Unless you have an extraordinarily large hot tub and an extremely small swimming pool, your swimming pool will hold much more water than your hot tub. Because of this large volume of water, the swimming pool chemicals you use will need to be much more concentrated than chemicals you use for your hot tub. If you try to use the swimming pool chemicals in your hot tub, you’ll find the water chemistry levels will go through erratic swings that are hard to control. On the contrary, if you add hot tub chemicals to the large volume of water in your swimming pool, you may end up using all your chemicals and still see no change in chemistry levels.

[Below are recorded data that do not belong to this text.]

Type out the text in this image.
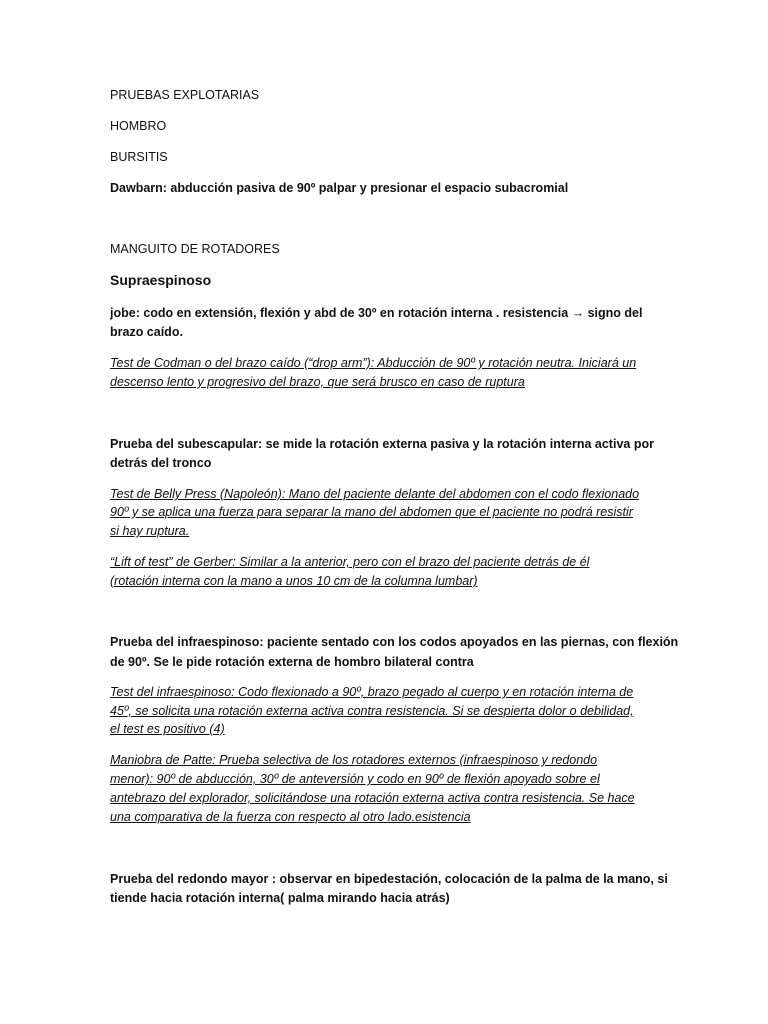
PRUEBAS EXPLOTARIAS
HOMBRO
BURSITIS
Dawbarn: abducción pasiva de 90º palpar y presionar el espacio subacromial
MANGUITO DE ROTADORES
Supraespinoso
jobe: codo en extensión, flexión y abd de 30º en rotación interna . resistencia → signo del
brazo caído.
Test de Codman o del brazo caído (“drop arm”): Abducción de 90º y rotación neutra. Iniciará un
descenso lento y progresivo del brazo, que será brusco en caso de ruptura
Prueba del subescapular: se mide la rotación externa pasiva y la rotación interna activa por
detrás del tronco
Test de Belly Press (Napoleón): Mano del paciente delante del abdomen con el codo flexionado
90º y se aplica una fuerza para separar la mano del abdomen que el paciente no podrá resistir
si hay ruptura.
“Lift of test” de Gerber: Similar a la anterior, pero con el brazo del paciente detrás de él
(rotación interna con la mano a unos 10 cm de la columna lumbar)
Prueba del infraespinoso: paciente sentado con los codos apoyados en las piernas, con flexión
de 90º. Se le pide rotación externa de hombro bilateral contra
Test del infraespinoso: Codo flexionado a 90º, brazo pegado al cuerpo y en rotación interna de
45º, se solicita una rotación externa activa contra resistencia. Si se despierta dolor o debilidad,
el test es positivo (4)
Maniobra de Patte: Prueba selectiva de los rotadores externos (infraespinoso y redondo
menor): 90º de abducción, 30º de anteversión y codo en 90º de flexión apoyado sobre el
antebrazo del explorador, solicitándose una rotación externa activa contra resistencia. Se hace
una comparativa de la fuerza con respecto al otro lado.esistencia
Prueba del redondo mayor : observar en bipedestación, colocación de la palma de la mano, si
tiende hacia rotación interna( palma mirando hacia atrás)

Water temperature plays a large role in how swimming pool and hot tub chemicals work. It’s obvious that hot tubs are much warmer than swimming pools. Most hot tubs run around 40 degrees centigrade, while swimming pools usually range between 25 and 30 degrees. Because the temperature of the water in a hot tub is much higher, chemical reactions will take place much more quickly and efficiently. By using highly concentrated swimming pool chemicals in a hot tub you may end up with chemical reactions that radically alter the water chemistry and make it hard to properly control. Conversely, hot tub chemicals used in a swimming pool won’t be able to fully react and create the proper water balance you’re looking for.
Although both your swimming pool and hot tub will have water jets, the ones found in your hot tub will be much more effective at stirring up the water. This is both due to the smaller volume of water found in a hot tub and the strength and number of water jets. This increased water circulation will cause added chemicals to react quicker and more vigorously. And if you’re using highly concentrated swimming pool chemicals in a hot tub, you’ll find your water chemistry quickly going out of balance.
The temperature, size and force of the water jets in a hot tub means that the relative amount of water that evaporates is much higher than in a swimming pool. This evaporation concentrates the chemical composition of the water. If you add highly concentrated swimming pool chemicals to the hot tub, the chemical balance will be quickly thrown out of equilibrium.